Leaning into FinTech for smaller clients
Instead of seeing Fintech as a competitor, traditional financial providers could look at how to use products such as robo-investing to reduce their workload and make their offering more relevant and competitive in this evolving market. As technology progresses, people are placing greater importance on having a multi-channel service. That means not simply placating them with an annual face-to-face meeting and a telephone number, but also offering best-inclass digital solutions.

However, for many financial advisers, traditional banks and building societies, these solutions can be expensive to develop and timeconsuming to implement. Embracing opportunity and technology doesn’t need to be a costly endeavour, and it should be open to financial services of all sizes.

Introducing Wealthify as a service
Why go head to head against FinTech when you could work with them to bolster your service and lessen your workload? Multi-award-winning online investment provider, Wealthify, has created a white label solution that allows financial advisers, traditional banks, building societies, and other financial service providers to enter this market quickly, and at no cost.
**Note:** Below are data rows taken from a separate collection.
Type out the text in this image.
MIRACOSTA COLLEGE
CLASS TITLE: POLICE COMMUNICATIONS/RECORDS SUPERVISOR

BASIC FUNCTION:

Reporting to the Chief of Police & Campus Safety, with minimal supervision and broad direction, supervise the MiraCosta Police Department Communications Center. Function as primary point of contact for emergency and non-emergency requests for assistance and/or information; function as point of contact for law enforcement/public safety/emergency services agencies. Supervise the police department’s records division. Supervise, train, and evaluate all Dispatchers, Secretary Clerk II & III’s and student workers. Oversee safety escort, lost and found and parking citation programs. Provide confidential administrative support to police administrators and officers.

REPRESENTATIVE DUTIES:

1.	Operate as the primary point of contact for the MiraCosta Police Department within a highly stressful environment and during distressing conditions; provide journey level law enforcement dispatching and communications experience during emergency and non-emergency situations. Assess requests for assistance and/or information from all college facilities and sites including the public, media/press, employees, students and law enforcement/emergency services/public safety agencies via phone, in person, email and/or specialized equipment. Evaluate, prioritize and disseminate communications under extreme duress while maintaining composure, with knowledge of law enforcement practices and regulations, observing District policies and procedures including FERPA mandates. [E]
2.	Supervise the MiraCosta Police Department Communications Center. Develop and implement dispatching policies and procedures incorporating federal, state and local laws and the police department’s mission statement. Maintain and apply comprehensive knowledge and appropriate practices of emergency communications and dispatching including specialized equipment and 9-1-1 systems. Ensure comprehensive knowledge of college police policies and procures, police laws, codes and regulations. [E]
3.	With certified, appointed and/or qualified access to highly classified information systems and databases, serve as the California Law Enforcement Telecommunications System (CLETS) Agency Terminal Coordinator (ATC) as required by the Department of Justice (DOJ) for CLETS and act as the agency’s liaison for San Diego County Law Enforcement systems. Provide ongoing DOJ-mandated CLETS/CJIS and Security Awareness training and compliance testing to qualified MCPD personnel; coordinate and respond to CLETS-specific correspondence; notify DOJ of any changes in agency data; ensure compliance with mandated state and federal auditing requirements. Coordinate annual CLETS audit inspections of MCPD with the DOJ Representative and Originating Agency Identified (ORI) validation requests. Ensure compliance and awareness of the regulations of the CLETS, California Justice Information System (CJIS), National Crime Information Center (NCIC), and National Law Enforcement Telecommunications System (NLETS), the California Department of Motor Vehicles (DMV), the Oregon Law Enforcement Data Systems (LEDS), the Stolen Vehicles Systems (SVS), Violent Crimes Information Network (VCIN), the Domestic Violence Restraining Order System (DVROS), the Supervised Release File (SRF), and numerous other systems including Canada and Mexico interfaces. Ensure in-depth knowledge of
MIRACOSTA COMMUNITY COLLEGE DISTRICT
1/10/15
Understanding that the biggest obstacle for many businesses to digital adaptation is cost and expertise, Wealthify as a Service can be provided to a business for free or even as an additional revenue stream. This means that businesses can have access to a tried and tested service used by thousands of customers without having to increase their spend on research and development.

By working with Wealthify in this way, it could open the door for attracting digitally savvy clients, while boosting brand presence by using a white labelled or co-branded solution. This potential not only makes it easier to build up a pipeline of smaller, prospective clients who are not yet profitable, but could be an important instrument in engaging the next generations.